Pour toutes ces raisons, je tiens à dire que le travail de la commission a été respecté dans ce plénum et que ce dossier n’a pas été traité avec légèreté. Bien au contraire, vous avez pu avancer vos arguments. Dorénavant, les Vaudoises et les Vaudois auront de quoi choisir en toute conscience l’option qui leur paraît la plus à même de répondre à la question du salaire minimum.

M. Jacques-André Haury (V'L) —

Quelque chose me gêne dans le débat que nous avons eu : c’est cette attaque permanente de la gauche contre le patronat en général. On a parfois l’impression que ce patronat serait composé de personnes incapables ou malveillantes. J’aimerais rappeler qu’il faut des employeurs pour qu’il y ait des salaires. J’ai beaucoup de respect pour tous les patrons, hommes et femmes, qui font tourner leur entreprise contre vents et marées, face à la concurrence, aux taxes douanières ou à la hausse du franc suisse.
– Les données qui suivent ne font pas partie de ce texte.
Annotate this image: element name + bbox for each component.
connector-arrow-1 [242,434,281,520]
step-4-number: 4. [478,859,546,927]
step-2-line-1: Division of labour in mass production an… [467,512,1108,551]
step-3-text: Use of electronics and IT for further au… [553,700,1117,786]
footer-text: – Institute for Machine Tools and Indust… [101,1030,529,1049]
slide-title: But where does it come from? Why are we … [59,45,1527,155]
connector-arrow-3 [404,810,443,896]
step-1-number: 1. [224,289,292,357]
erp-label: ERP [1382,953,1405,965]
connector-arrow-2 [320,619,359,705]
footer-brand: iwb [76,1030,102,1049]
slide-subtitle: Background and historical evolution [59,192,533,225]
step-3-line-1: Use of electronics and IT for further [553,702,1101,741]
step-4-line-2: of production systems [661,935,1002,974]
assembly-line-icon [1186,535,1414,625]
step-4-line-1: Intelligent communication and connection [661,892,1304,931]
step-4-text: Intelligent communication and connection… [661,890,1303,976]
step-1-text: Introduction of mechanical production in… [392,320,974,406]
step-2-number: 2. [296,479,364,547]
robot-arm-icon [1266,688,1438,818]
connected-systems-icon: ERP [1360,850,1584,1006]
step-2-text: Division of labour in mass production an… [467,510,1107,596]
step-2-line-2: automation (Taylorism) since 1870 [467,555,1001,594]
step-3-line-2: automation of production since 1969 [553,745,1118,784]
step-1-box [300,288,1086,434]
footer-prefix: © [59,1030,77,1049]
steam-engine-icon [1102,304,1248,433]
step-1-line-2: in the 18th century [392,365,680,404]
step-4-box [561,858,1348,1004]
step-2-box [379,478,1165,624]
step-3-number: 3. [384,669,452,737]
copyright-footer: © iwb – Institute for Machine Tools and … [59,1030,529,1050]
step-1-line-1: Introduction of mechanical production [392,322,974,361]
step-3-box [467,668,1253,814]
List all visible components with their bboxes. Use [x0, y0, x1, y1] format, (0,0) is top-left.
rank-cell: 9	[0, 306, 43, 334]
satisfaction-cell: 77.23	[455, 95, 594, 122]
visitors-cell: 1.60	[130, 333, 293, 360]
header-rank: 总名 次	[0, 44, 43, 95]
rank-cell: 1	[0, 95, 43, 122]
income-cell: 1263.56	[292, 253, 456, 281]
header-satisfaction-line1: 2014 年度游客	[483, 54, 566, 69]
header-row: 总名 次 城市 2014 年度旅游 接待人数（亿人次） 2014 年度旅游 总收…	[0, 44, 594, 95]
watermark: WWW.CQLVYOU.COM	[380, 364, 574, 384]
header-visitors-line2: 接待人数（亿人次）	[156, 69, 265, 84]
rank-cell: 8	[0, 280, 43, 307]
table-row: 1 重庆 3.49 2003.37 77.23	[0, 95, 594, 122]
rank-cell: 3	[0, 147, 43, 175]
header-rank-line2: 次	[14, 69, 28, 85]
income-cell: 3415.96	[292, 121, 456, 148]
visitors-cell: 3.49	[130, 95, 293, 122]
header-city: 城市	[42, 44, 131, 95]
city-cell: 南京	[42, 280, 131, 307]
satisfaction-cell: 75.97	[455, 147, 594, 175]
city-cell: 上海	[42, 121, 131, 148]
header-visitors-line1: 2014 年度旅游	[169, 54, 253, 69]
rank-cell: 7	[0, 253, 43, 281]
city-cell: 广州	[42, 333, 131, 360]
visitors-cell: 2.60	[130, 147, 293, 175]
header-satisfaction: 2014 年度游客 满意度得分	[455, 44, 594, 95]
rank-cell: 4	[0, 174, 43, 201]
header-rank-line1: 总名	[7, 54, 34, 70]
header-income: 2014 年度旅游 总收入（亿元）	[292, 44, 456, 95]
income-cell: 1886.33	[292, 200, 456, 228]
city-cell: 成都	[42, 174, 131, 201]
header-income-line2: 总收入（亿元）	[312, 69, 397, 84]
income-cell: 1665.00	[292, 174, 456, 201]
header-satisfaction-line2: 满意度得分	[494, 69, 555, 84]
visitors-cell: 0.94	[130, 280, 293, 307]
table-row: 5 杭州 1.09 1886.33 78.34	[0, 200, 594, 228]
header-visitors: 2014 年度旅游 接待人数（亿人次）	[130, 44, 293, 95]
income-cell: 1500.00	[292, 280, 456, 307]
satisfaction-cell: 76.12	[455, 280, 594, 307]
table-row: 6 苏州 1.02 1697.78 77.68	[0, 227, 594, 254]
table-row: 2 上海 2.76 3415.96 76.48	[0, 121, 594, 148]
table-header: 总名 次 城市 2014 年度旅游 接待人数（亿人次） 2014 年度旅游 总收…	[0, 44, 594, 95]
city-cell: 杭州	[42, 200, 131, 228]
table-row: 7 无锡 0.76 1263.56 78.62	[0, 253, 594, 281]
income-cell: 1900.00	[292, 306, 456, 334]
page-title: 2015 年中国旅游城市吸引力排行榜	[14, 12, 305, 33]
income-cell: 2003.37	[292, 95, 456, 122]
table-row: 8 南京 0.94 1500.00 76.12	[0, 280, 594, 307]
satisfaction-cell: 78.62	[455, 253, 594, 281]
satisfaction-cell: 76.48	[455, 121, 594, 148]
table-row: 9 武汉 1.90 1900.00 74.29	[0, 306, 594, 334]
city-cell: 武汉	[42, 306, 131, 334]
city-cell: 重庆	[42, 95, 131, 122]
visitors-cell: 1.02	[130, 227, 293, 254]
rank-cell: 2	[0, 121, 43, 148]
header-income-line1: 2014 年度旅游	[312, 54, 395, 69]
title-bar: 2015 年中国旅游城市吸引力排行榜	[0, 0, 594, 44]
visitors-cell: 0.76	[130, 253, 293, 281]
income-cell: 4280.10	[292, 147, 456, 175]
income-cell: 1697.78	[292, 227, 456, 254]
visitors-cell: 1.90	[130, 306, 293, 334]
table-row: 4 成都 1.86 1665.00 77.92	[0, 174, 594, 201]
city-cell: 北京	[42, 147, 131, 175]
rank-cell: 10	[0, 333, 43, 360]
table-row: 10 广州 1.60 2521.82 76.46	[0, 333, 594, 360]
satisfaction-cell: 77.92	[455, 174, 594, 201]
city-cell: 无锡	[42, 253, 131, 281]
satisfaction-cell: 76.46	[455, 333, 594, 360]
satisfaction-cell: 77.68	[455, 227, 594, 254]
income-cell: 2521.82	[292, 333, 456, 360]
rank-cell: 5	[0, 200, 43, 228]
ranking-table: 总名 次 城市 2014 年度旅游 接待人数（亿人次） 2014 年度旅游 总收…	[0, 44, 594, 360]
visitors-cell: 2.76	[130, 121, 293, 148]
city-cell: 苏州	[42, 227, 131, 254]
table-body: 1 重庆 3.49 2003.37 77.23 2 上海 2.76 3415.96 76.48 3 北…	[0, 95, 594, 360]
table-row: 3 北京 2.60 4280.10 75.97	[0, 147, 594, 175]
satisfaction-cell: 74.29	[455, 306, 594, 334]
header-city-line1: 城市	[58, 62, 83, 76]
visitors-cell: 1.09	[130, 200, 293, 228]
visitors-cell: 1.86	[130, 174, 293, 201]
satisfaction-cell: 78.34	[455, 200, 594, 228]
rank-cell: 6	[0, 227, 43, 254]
Ces personnes méritent un peu de respect et de reconnaissance, car ce sont elles qui créent et maintiennent les emplois. Cela étant posé, sur le fond, entre le contre-projet et l’initiative, c’est le peuple qui tranchera.

M. Jerome De Benedictis (V'L) —

Mon intervention s’inscrivait dans la droite ligne de celle de mon préopinant, Haury, que je remercie, et je m’en tiens là.

M. Stéphane Montangero (SOC) — Président

La discussion est close. 

Le contre-projet est adopté par 78 voix contre 51 et 4 abstentions. 

Comme indiqué au point 7.3 du rapport de commission, nous procédons désormais à un vote d’orientation. Celles et ceux qui soutiennent le contre-projet venant d’être adopté votent oui ; celles et ceux qui soutiennent l’initiative populaire votent non ; les abstentions sont possibles.

Le contre-projet, opposé à l'initiative populaire, est préféré par 79 voix contre 55 et 2 abstentions. 

Il nous reste encore un vote à effectuer, puisque la Loi sur l’exercice des droits politiques (LEDP), à son article 129, alinéas 2 et 3, prévoit que le Grand Conseil doit approuver ou non une initiative législative rédigée de toutes pièces, et qu’il est nécessaire d’informer les électeurs du résultat du vote du Grand Conseil à ce sujet. Je vous soumets donc l’initiative au vote.

L’initiative est rejetée par 77 voix contre 56 et 2 abstentions.

L'article 1, lettre c, du projet de décret – texte de la question subsidiaire au cas où l'initiative n'était pas retirée et qu'il fallait organiser une votation – n'est pas voté, la question étant obligatoire s'il y a une initiative et un contre-projet direct. 

Le décret de convocation des électeurs ne pouvant pas être refusé, il ne fait pas l'objet d'un vote final.